On 19/02/18 19:13, Colm MacCárthaigh wrote:
> Since this IETF-LC/IESG process is a good chance to get a sanity check, I'd
> like to boil down what I think are the nits and risks with 0-RTT, and if
> others want to weigh in they can. I'll state my own position at the bottom.
> 
> Broadly, I think there are three issues with 0-RTT:
> 
>    1) The TLS 1.3 draft allows for 0-RTT data, including things like
> requests and headers, to be replayed by attackers.
> 
>    2) 0-RTT data, again including requests and headers, has no
> cryptographic guarantee of forward-secrecy and will likely be protected by
> symmetric session ticket encryption keys (STEK) that can be used quite
> broadly with no limits on re-use, rotation, and rely on vendors being able
> to share and revoke keys frequently and securely. Basically: If a vendors
> STEK is compromised, than an unbounded number of end-user requests and
> headers can be decrypted. This obviously defeats the goal of achieving
> forward secrecy.
> 
>   3) While no working attack has been found, some cryptographers and
> protocol experts believe that the 0-RTT exchange is overly-complex and a
> source of risk. Kenny Paterson made the most prominent statement (
> http://bristolcrypto.blogspot.com/2017/03/pkc-2017-kenny-paterson-accepting-bets.html
> ), but I've heard it echoed at several IACR events. It is definitely true
> that 0-RTT resumption complicates the TLS state machine and creates unusual
> conditions such as needing to restart messaging sequences.
> 
> The TLS-WG was chartered with "aiming for one roundtrip for a full
> handshake and one or zero roundtrip for repeated handshakes.
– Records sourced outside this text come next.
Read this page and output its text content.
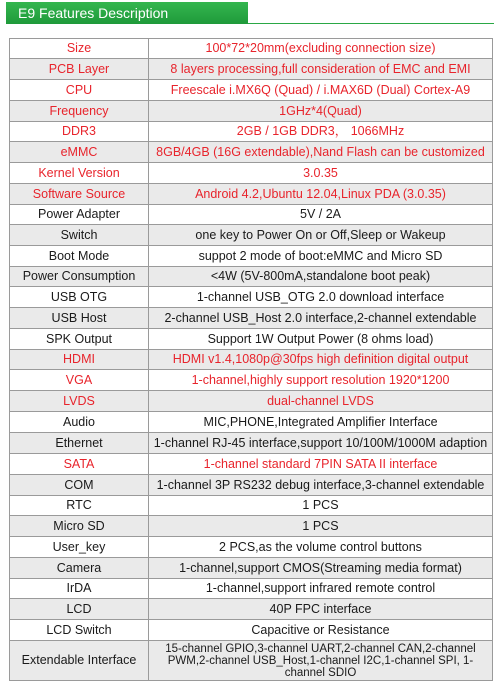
E9 Features Description
Size	100*72*20mm(excluding connection size)
PCB Layer	8 layers processing,full consideration of EMC and EMI
CPU	Freescale i.MX6Q (Quad) / i.MAX6D (Dual) Cortex-A9
Frequency	1GHz*4(Quad)
DDR3	2GB / 1GB DDR3， 1066MHz
eMMC	8GB/4GB (16G extendable),Nand Flash can be customized
Kernel Version	3.0.35
Software Source	Android 4.2,Ubuntu 12.04,Linux PDA (3.0.35)
Power Adapter	5V / 2A
Switch	one key to Power On or Off,Sleep or Wakeup
Boot Mode	suppot 2 mode of boot:eMMC and Micro SD
Power Consumption	<4W (5V-800mA,standalone boot peak)
USB OTG	1-channel USB_OTG 2.0 download interface
USB Host	2-channel USB_Host 2.0 interface,2-channel extendable
SPK Output	Support 1W Output Power (8 ohms load)
HDMI	HDMI v1.4,1080p@30fps high definition digital output
VGA	1-channel,highly support resolution 1920*1200
LVDS	dual-channel LVDS
Audio	MIC,PHONE,Integrated Amplifier Interface
Ethernet	1-channel RJ-45 interface,support 10/100M/1000M adaption
SATA	1-channel standard 7PIN SATA II interface
COM	1-channel 3P RS232 debug interface,3-channel extendable
RTC	1 PCS
Micro SD	1 PCS
User_key	2 PCS,as the volume control buttons
Camera	1-channel,support CMOS(Streaming media format)
IrDA	1-channel,support infrared remote control
LCD	40P FPC interface
LCD Switch	Capacitive or Resistance
Extendable Interface	15-channel GPIO,3-channel UART,2-channel CAN,2-channel PWM,2-channel USB_Host,1-channel I2C,1-channel SPI, 1-channel SDIO
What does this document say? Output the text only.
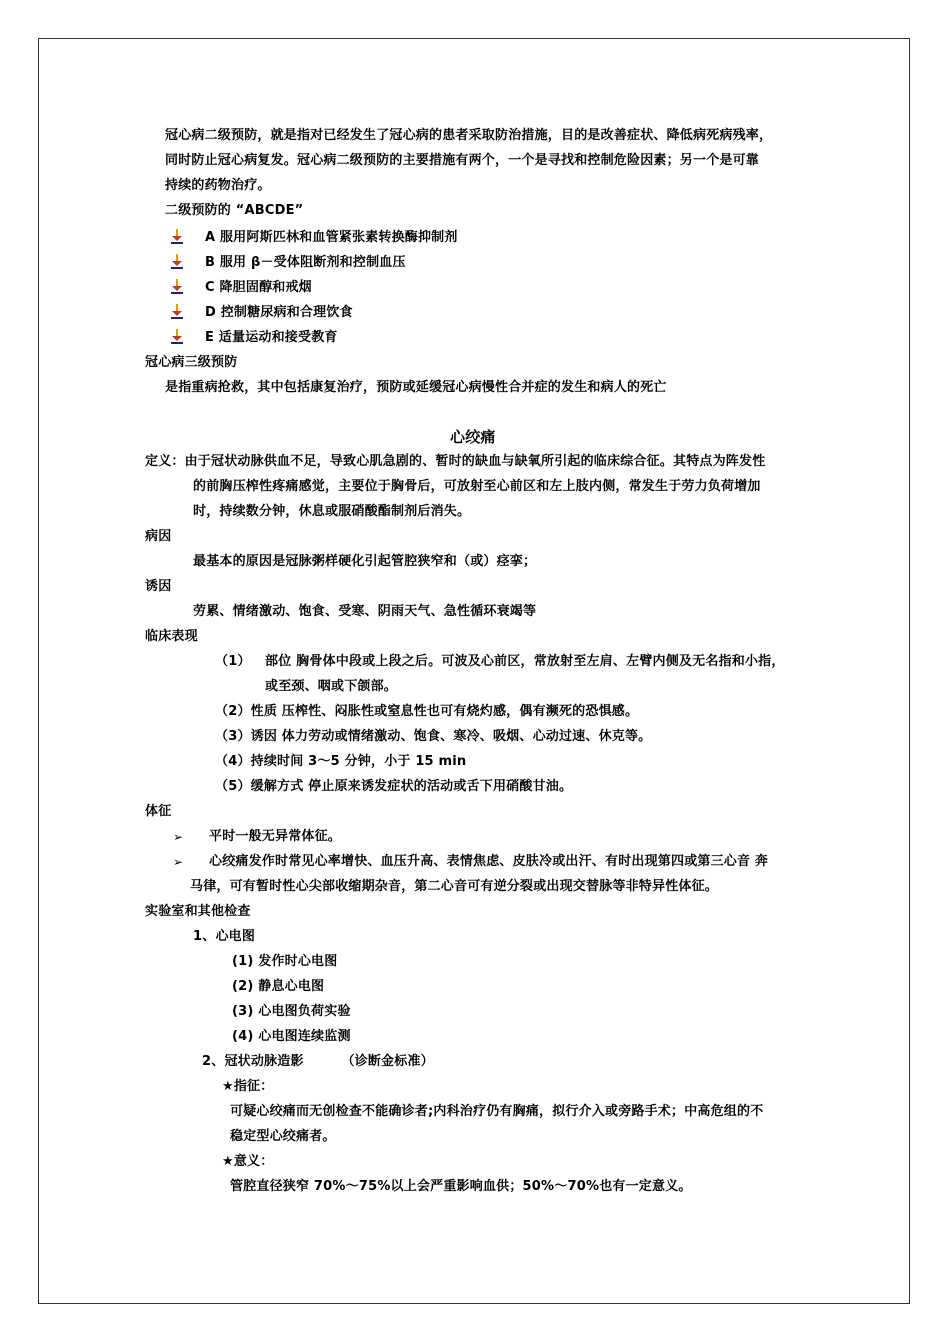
冠心病二级预防，就是指对已经发生了冠心病的患者采取防治措施，目的是改善症状、降低病死病残率，
同时防止冠心病复发。冠心病二级预防的主要措施有两个，一个是寻找和控制危险因素；另一个是可靠
持续的药物治疗。
二级预防的 “ABCDE”
A 服用阿斯匹林和血管紧张素转换酶抑制剂
B 服用 β－受体阻断剂和控制血压
C 降胆固醇和戒烟
D 控制糖尿病和合理饮食
E 适量运动和接受教育
冠心病三级预防
是指重病抢救，其中包括康复治疗，预防或延缓冠心病慢性合并症的发生和病人的死亡
心绞痛
定义：由于冠状动脉供血不足，导致心肌急剧的、暂时的缺血与缺氧所引起的临床综合征。其特点为阵发性
的前胸压榨性疼痛感觉，主要位于胸骨后，可放射至心前区和左上肢内侧，常发生于劳力负荷增加
时，持续数分钟，休息或服硝酸酯制剂后消失。
病因
最基本的原因是冠脉粥样硬化引起管腔狭窄和（或）痉挛；
诱因
劳累、情绪激动、饱食、受寒、阴雨天气、急性循环衰竭等
临床表现
（1） 部位 胸骨体中段或上段之后。可波及心前区，常放射至左肩、左臂内侧及无名指和小指，
或至颈、咽或下颌部。
（2）性质 压榨性、闷胀性或窒息性也可有烧灼感，偶有濒死的恐惧感。
（3）诱因 体力劳动或情绪激动、饱食、寒冷、吸烟、心动过速、休克等。
（4）持续时间 3～5 分钟，小于 15 min
（5）缓解方式 停止原来诱发症状的活动或舌下用硝酸甘油。
体征
➢ 平时一般无异常体征。
➢ 心绞痛发作时常见心率增快、血压升高、表情焦虑、皮肤冷或出汗、有时出现第四或第三心音 奔
马律，可有暂时性心尖部收缩期杂音，第二心音可有逆分裂或出现交替脉等非特异性体征。
实验室和其他检查
1、心电图
(1) 发作时心电图
(2) 静息心电图
(3) 心电图负荷实验
(4) 心电图连续监测
2、冠状动脉造影        （诊断金标准）
★指征：
可疑心绞痛而无创检查不能确诊者;内科治疗仍有胸痛，拟行介入或旁路手术；中高危组的不
稳定型心绞痛者。
★意义：
管腔直径狭窄 70%～75%以上会严重影响血供；50%～70%也有一定意义。
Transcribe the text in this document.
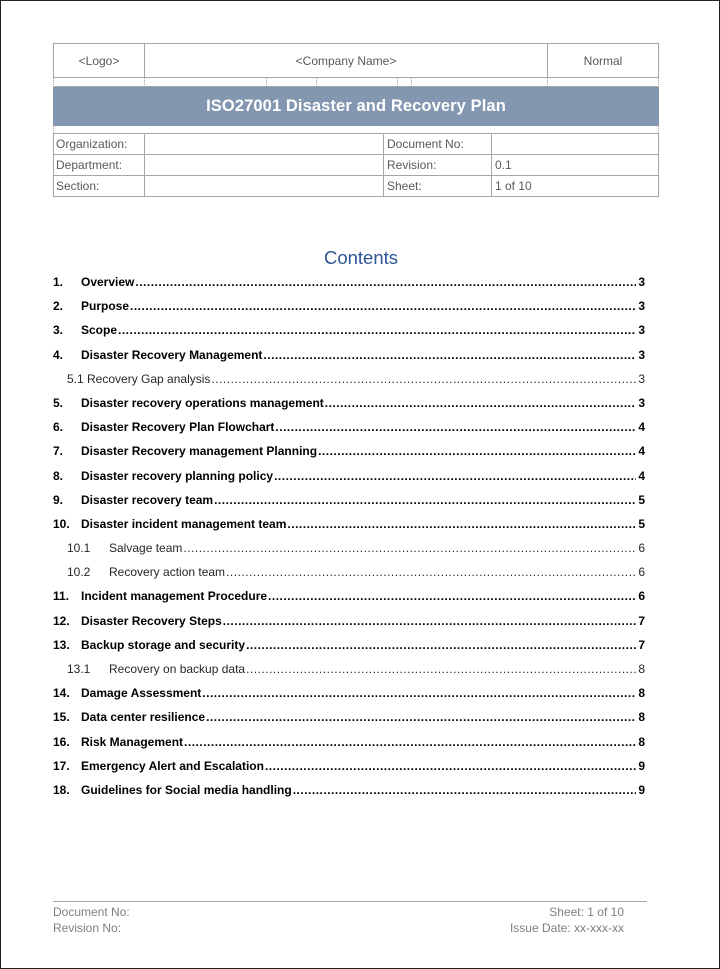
<Logo>	<Company Name>	Normal
ISO27001 Disaster and Recovery Plan
Organization:		Document No:	
Department:		Revision:	0.1
Section:		Sheet:	1 of 10
Contents
1.	Overview .....	3
2.	Purpose .....	3
3.	Scope .....	3
4.	Disaster Recovery Management .....	3
5.1 Recovery Gap analysis .....	3
5.	Disaster recovery operations management .....	3
6.	Disaster Recovery Plan Flowchart .....	4
7.	Disaster Recovery management Planning .....	4
8.	Disaster recovery planning policy .....	4
9.	Disaster recovery team .....	5
10. Disaster incident management team .....	5
10.1	Salvage team .....	6
10.2	Recovery action team .....	6
11. Incident management Procedure .....	6
12. Disaster Recovery Steps .....	7
13. Backup storage and security .....	7
13.1	Recovery on backup data .....	8
14. Damage Assessment .....	8
15. Data center resilience .....	8
16. Risk Management .....	8
17. Emergency Alert and Escalation .....	9
18. Guidelines for Social media handling .....	9
Document No:	Sheet: 1 of 10
Revision No:	Issue Date: xx-xxx-xx
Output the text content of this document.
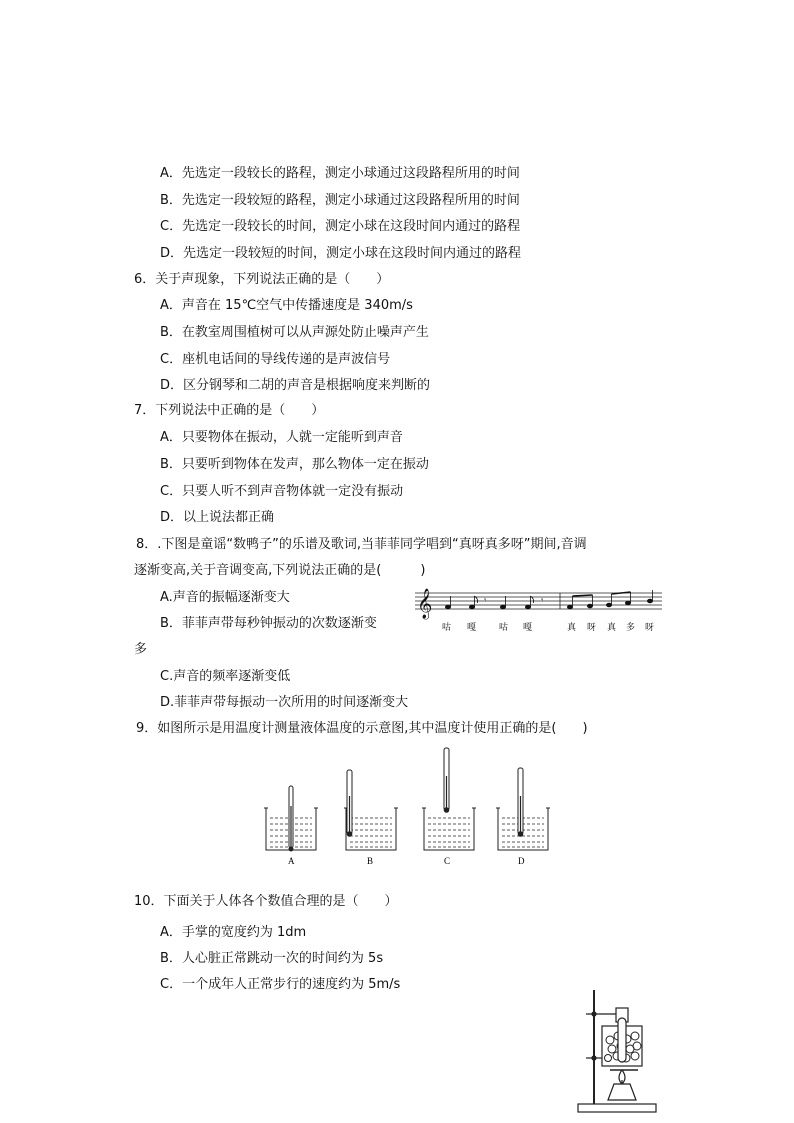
A．先选定一段较长的路程，测定小球通过这段路程所用的时间
B．先选定一段较短的路程，测定小球通过这段路程所用的时间
C．先选定一段较长的时间，测定小球在这段时间内通过的路程
D．先选定一段较短的时间，测定小球在这段时间内通过的路程
6．关于声现象，下列说法正确的是（　　）
A．声音在 15℃空气中传播速度是 340m/s
B．在教室周围植树可以从声源处防止噪声产生
C．座机电话间的导线传递的是声波信号
D．区分钢琴和二胡的声音是根据响度来判断的
7．下列说法中正确的是（　　）
A．只要物体在振动，人就一定能听到声音
B．只要听到物体在发声，那么物体一定在振动
C．只要人听不到声音物体就一定没有振动
D．以上说法都正确
8．.下图是童谣“数鸭子”的乐谱及歌词,当菲菲同学唱到“真呀真多呀”期间,音调
逐渐变高,关于音调变高,下列说法正确的是(　　　)
A.声音的振幅逐渐变大
B．菲菲声带每秒钟振动的次数逐渐变
多
C.声音的频率逐渐变低
D.菲菲声带每振动一次所用的时间逐渐变大
𝄞	𝄾	𝄾
咕 嘎	咕 嘎	真 呀 真 多 呀
9．如图所示是用温度计测量液体温度的示意图,其中温度计使用正确的是(　　)
A	B	C	D
10．下面关于人体各个数值合理的是（　　）
A．手掌的宽度约为 1dm
B．人心脏正常跳动一次的时间约为 5s
C．一个成年人正常步行的速度约为 5m/s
The aim is
> also to maintain current security features" (
> https://datatracker.ietf.org/wg/tls/charter/).  But with these 3 issues,
> there is a clearly a trade-off between security (the S in TLS) and speed.
> 
> Issue 3 is matter of judgment; my personal judgement is that we will see
> implementation bugs due to state machine complexity, but there's no
> evidence that the cryptographic and protocol semantics are not robust.
> 
> With regards to issues 1, and 2, the latest TLS draft makes it possible to
> achieve both of these aims. Through the use of single-use session tickets,
> it is possible to provide anti-replay and forward-secrecy properties for
> 0-RTT data. I'm grateful for the changes that were introduced for this.
> 
> At the same time though, most vendors have stated that they don't plan to
> do that and instead have designed around limited replay time windows,
> non-transactional strike registers, and non-forward secure tickets. This is
> what I expect to see deployed, and already see with some TLS1.3 deployment
> experiments.  TLS1.3 could be more restrictive here; limiting the size of
> session tickets to smaller than the size of session state would effectively
> forbid any kind of session encoding which would force the issue, but
> several vendors are against it because it doesn't align with current
> practices and it incurs the cost of server-size caching. For balance, in
> the last year I have heard from most vendors that they do plan to implement
> some anti-replay mitigation though, beyond the simple time-windowing, which
> goes a way to protecting users from throttle limits.
> 
> I am disappointed by the unfortunate preference for cost-saving over robust
> security. Good cryptography usually costs money, or else we'd still be
> using RC4. I do think that we will see security and correctness issues due
> to replays interacting with non-idempotent services and throttling
> configurations. While it's true that browsers can be made to replay
> requests already, there are many web and non-HTTP services that are
> certainly not tolerant of replays. Secondly, I think that it is inevitable
> that vendor security compromises will disclose troves of user requests,
> passwords, credit cards to decryption; but this is perhaps more of a
> nation-state-adversary level risk. Some more detail on attacks related to
> issues 1/ and 2/ is available in the security review of 0-RTT data:
> https://github.com/tlswg/tls13-spec/issues/1001 .
> 
> 
> After all of that, here's my own position:
> 
> I strongly support the current TLS1.3 draft progressing to RFC status. I
> work at Amazon, where one of our leadership principles is "Disagree and
> Commit" (https://www.amazon.jobs/principles); the idea is that it's
> important to make yourself heard, but also to move forward and not be
> endlessly bogged down. I've been vocal about 0-RTT risks, and certainly
> heard and understood, and those concerns have been reflected in generous
> changes to the draft. I'm happy that it's possible to build a
> forward-secret, non-repayable 0-RTT implementation and that's what I'm
> doing. I wish everyone else would too, but that's not consensus; others
> have a different weighting for the trade-offs between speed, security and
> cost and those views are also legitimate.
> 
> But my more important reason for supporting is that overall TLS1.3 is much
> much better than TLS1.2, including in regards to forward-secrecy, which is
> now guaranteed for all non-0RTT data. I still believe that it will
> meaningfully increase the overall security posture for the internet, and
> I'm super excited to get it out and for users to be getting the benefits.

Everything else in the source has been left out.